Maryland

Solitary Confinement for Incarcerated Adults

For many years, the Maryland Department of Public Safety and Correctional Services (DPSCS) refused to give out information about how much solitary confinement (prolonged isolation) is used in state prisons. 

During the legislative session of 2016, IAHR along with its coalition partners introduced a bill that would mandate DPSCS to report on the use of solitary confinement.  According to the bill the Department had to report the following statistics:

  • The total facility population;
  • The number of individuals held in restrictive housing, by age, race, and ethnicity;
  • The number of persons with serious mental illness held in restrictive housing;
  • The definition of serious mental illness used by the Department of Public Safety and Correctional Services;
  • The number of prisoners known to be pregnant who were held in restrictive housing;
  • The average and median lengths of stay in restrictive housing;
  • The reasons for which individuals were placed in restrictive housing;
  • The number of incidents of death, self-harm, and attempts at self-harm by individuals held in restrictive housing;
  • The number of individuals released from restrictive housing directly to the community;
  • Any additional information that is important to understanding the facility’s use of restrictive housing; and
  • Any changes to the Department of Public Safety and Correctional Service’s policies regarding the use of restrictive housing.
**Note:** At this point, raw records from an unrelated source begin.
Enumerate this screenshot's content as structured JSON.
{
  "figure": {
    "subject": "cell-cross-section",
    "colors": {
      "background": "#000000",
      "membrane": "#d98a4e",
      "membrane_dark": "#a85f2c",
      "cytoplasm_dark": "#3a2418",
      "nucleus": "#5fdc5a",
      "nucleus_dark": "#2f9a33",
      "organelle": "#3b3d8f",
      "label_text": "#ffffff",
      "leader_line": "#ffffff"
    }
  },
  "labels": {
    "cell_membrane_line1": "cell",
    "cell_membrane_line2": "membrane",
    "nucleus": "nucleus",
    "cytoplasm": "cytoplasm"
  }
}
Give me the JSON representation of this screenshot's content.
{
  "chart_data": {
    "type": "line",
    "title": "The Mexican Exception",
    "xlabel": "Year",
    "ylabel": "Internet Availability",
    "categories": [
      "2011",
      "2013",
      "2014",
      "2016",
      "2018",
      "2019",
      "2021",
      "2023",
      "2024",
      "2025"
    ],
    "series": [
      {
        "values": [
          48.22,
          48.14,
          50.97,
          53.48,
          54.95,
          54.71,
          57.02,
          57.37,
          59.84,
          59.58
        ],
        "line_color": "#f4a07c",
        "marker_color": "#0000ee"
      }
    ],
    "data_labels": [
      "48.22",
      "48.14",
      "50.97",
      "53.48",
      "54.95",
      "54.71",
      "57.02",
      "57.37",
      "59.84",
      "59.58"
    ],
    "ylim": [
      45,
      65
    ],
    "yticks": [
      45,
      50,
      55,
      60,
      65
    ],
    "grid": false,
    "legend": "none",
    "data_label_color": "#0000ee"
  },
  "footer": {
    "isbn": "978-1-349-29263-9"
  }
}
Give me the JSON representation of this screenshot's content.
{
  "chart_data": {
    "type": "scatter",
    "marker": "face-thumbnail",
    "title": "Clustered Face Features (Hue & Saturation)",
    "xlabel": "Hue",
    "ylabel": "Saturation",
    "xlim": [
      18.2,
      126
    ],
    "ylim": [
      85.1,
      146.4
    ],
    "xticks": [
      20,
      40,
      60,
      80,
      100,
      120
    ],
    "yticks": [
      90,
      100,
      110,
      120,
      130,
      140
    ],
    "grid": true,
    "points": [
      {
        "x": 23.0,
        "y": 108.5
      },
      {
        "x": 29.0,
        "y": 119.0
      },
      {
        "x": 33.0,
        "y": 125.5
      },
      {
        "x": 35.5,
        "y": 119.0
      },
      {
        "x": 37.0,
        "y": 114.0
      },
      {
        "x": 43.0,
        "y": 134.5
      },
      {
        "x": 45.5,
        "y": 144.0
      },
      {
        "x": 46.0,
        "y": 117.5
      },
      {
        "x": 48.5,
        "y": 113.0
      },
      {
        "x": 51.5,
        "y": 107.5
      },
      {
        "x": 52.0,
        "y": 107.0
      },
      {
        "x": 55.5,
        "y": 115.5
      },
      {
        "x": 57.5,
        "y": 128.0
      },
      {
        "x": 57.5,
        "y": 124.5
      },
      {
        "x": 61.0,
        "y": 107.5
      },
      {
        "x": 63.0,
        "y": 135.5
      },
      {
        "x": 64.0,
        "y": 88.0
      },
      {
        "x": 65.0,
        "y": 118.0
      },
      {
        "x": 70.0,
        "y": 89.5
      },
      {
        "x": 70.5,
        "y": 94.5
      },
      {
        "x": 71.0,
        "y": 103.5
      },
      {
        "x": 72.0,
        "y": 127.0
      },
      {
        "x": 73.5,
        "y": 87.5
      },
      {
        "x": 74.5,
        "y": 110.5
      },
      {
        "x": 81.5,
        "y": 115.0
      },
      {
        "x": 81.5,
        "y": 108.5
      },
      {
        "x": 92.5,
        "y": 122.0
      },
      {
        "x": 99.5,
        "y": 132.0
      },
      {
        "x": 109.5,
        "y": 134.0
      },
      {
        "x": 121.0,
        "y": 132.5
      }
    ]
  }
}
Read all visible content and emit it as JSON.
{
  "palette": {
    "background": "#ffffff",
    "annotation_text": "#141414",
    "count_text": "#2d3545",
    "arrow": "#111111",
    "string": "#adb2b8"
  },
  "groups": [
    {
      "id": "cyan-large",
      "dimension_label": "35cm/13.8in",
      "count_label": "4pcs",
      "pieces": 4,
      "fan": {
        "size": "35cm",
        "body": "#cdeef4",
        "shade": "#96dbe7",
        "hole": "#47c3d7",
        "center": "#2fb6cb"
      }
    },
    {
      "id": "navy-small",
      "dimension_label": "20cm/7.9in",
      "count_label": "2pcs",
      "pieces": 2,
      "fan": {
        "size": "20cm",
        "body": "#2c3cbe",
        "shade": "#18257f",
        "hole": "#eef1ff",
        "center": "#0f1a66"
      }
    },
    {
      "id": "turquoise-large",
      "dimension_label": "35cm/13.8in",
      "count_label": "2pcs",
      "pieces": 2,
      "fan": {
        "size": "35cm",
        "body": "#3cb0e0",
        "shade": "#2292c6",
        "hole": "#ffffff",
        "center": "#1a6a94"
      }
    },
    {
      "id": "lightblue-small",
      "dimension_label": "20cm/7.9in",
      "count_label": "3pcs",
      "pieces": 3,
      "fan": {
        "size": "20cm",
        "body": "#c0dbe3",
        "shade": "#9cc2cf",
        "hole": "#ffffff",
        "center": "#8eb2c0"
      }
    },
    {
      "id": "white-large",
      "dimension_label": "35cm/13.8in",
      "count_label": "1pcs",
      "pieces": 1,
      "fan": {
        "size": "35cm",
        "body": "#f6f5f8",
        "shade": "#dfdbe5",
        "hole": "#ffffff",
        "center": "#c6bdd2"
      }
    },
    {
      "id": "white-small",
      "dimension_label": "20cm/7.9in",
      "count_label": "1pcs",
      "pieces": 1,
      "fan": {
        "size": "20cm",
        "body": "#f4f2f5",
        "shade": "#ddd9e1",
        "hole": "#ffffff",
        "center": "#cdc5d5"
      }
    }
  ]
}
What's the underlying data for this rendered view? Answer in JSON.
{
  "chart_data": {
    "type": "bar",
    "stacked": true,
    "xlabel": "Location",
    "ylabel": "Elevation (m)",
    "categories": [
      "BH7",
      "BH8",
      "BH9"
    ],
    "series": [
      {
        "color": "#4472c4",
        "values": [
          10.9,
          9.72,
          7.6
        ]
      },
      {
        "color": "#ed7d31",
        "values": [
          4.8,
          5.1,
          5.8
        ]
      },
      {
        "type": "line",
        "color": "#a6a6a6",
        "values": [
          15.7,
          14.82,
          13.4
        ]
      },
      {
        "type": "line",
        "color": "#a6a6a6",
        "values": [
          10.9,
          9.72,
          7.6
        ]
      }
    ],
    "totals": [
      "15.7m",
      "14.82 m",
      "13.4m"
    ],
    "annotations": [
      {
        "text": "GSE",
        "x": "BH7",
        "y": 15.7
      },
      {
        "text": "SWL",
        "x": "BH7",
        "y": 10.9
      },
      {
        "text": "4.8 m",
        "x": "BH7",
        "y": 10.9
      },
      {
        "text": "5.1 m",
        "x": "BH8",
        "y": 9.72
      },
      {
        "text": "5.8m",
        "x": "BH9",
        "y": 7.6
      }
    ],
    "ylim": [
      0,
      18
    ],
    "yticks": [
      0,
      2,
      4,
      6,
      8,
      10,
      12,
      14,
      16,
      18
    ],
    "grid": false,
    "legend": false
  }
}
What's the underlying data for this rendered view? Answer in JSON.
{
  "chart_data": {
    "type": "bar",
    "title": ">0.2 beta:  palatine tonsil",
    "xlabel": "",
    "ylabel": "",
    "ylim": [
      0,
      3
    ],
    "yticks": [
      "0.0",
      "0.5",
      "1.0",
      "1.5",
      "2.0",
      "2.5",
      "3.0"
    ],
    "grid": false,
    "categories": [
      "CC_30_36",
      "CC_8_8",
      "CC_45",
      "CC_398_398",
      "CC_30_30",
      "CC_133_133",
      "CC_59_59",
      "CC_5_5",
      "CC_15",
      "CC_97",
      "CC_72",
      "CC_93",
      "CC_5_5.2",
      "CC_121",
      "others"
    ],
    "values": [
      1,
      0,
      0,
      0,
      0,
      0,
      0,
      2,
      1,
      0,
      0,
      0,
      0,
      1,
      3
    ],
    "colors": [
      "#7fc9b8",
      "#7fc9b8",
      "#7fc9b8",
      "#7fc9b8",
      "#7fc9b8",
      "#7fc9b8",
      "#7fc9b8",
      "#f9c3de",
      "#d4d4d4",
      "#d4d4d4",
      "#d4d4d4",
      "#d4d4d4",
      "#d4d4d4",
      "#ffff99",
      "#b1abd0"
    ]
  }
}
The bill passed and was signed into law at the end of May 2016. 

DPSCS has published two reports which come out during the first week of January. These reports have revealed that Maryland places into solitary confinement 50% of its prison population. The average length of stay was anywhere from 43 to 51 days. Over the past three years 837 people have been released to the community directly from solitary. Over 600 people with serious mental illness have been placed in solitary between 2016 and 2018. To read the 2018 report, click here. 

Maryland is an abuser of solitary confinement. That 50% of its prison population are in solitary at least once a year is a sign of a lack of control and a lack of programs for the incarcerated. 

During the 2019 Maryland legislative session, IAHR along with its coalition partners introduced two bills to limit the use of solitary. HB 1029 limited the amount of time a seriously mentally ill person could be placed in solitary to 15 consecutive days.  This bill gained little traction and was never considered in either the Senate or the House of Delegates.

HB 1002 prohibited the direct release to the community of incarcerated people directly from solitary.  It called for the Department to provide transitional services to within six months of release to the community.  This bill was amended in the House of Delegates and was brought to the Senate Judicial Proceedings Committee.  However, the Judicial Proceedings Committee failed to take a vote on the bill before the close of the legislative session on April 8.

IAHR and its coalition partners plan to bring back both bills in the 2020 legislative session.  

Juvenile Detentions in Maryland

As a result of national media coverage which highlighted the isolation and confinement of Maryland juveniles in local jails, IAHR has joined with partners to seek out alternatives for these youth which will provide programming and alternative housing. 

During the 2019 legislative session, HB 1001 was passed which prohibits placing minors into restrictive housing (solitary confinement or segregation) unless there is clear and convincing evidence that the incarcerated minor poses an immediate threat to the safety and security of inmates and staff.